* Chicago’s plan to match education with jobs; this is long over-due.
* Is charity a major source of deadweight loss? Notice the linked column: “Increasing evidence shows that donors [to charity] often tolerate high administrative costs, fail to monitor charities and do not insist on measurable results — the opposite of how they act when they invest in the stock market.”
* What an awesome office! Uncomfortable chairs, though.
* “Shame Is Not the Solution” for improving teachers. On the other hand, I suspect some of the districts who want to make teaching evaluations and test scores public are doing so out of desperation, or because they can’t build the kind of sophisticated evaluation systems Gates mentions. (For another discussion of this issue, see LA Times Ranks Teachers from Marginal Revolution.)
* Let’s hope the MPAA ratings board dies; sample: “[. . .] while the MPAA board pretends to be a source of neutral and non-ideological advice to parents, it all too often reveals itself to be a velvet-glove censorship agency, seemingly devoted to reactionary and defensive cultural standards.”
* Sounds like fun: “With its sex-obsessed young heroine, ‘Turn Me On, Dammit!’ goes where few movies have gone,” and like the rare movie that actually goes where other movies haven’t.

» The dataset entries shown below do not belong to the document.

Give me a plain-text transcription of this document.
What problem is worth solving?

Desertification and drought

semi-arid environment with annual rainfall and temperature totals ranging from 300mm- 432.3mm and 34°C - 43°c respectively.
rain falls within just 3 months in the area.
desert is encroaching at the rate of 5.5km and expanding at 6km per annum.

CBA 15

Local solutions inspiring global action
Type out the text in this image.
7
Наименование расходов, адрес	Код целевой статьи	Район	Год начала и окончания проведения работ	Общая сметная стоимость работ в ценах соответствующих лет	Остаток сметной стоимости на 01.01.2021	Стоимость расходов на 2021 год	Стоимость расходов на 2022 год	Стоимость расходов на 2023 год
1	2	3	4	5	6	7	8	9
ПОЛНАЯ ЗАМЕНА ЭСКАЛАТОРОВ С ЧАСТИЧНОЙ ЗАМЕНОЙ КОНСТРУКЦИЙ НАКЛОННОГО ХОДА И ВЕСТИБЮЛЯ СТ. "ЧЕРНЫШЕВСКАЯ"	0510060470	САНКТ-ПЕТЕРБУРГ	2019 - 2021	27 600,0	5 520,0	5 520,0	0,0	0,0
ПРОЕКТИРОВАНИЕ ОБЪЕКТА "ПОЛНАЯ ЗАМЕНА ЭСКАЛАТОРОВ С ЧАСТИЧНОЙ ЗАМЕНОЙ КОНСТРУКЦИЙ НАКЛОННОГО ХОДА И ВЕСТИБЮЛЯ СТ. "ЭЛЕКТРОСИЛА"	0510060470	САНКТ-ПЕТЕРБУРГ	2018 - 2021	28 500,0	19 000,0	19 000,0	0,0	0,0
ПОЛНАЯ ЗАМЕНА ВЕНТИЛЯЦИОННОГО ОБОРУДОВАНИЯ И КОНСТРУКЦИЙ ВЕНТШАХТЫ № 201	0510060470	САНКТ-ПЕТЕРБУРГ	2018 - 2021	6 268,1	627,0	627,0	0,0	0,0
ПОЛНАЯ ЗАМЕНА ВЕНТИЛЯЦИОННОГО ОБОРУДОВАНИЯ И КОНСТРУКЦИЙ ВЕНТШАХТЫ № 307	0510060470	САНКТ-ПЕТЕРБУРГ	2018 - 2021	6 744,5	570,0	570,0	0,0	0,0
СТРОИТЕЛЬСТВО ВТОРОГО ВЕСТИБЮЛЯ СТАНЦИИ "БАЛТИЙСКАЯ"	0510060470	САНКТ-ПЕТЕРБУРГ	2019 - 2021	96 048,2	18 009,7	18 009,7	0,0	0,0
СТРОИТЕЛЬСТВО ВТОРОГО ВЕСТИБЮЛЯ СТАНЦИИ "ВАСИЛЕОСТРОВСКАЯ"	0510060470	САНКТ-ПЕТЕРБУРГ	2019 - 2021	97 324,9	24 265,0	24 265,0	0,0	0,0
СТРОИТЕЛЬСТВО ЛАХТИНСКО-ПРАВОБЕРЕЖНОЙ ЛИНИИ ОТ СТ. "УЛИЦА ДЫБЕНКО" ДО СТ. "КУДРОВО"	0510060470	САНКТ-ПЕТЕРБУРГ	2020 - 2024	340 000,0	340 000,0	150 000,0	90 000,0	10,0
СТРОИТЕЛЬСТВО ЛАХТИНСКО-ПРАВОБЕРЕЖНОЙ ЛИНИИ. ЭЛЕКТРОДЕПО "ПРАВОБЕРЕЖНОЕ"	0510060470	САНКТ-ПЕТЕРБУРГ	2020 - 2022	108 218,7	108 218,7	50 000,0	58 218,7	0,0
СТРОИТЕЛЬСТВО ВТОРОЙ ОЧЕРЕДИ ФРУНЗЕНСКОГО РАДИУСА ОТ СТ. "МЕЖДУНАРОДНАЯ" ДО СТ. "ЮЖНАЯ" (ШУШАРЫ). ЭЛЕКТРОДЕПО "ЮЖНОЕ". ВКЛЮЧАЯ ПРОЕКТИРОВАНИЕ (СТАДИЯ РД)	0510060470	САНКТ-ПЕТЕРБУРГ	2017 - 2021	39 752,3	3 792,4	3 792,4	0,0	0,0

* Why Don’t You Do Something Other Than Sit at Your Computer? (Side question: “Is your computer depressing you?”)
* The idea of the “food desert” is fading. I’m not sure it was ever real, but that doesn’t mean you shouldn’t use it in your proposals.
* A short, accurate description of the long-term problems in Europe. This is also, on some level, about how people form groups and act in those groups. (“Americans in Massachusetts and Americans in Mississippi do feel themselves part of the same country, sharing language and culture. Germans and Spaniards do not feel the same.”) See further Jonathan Haidt’s book The Righteous Mind.
* Testing the Teachers, and how do we know what we’re actually getting out of college?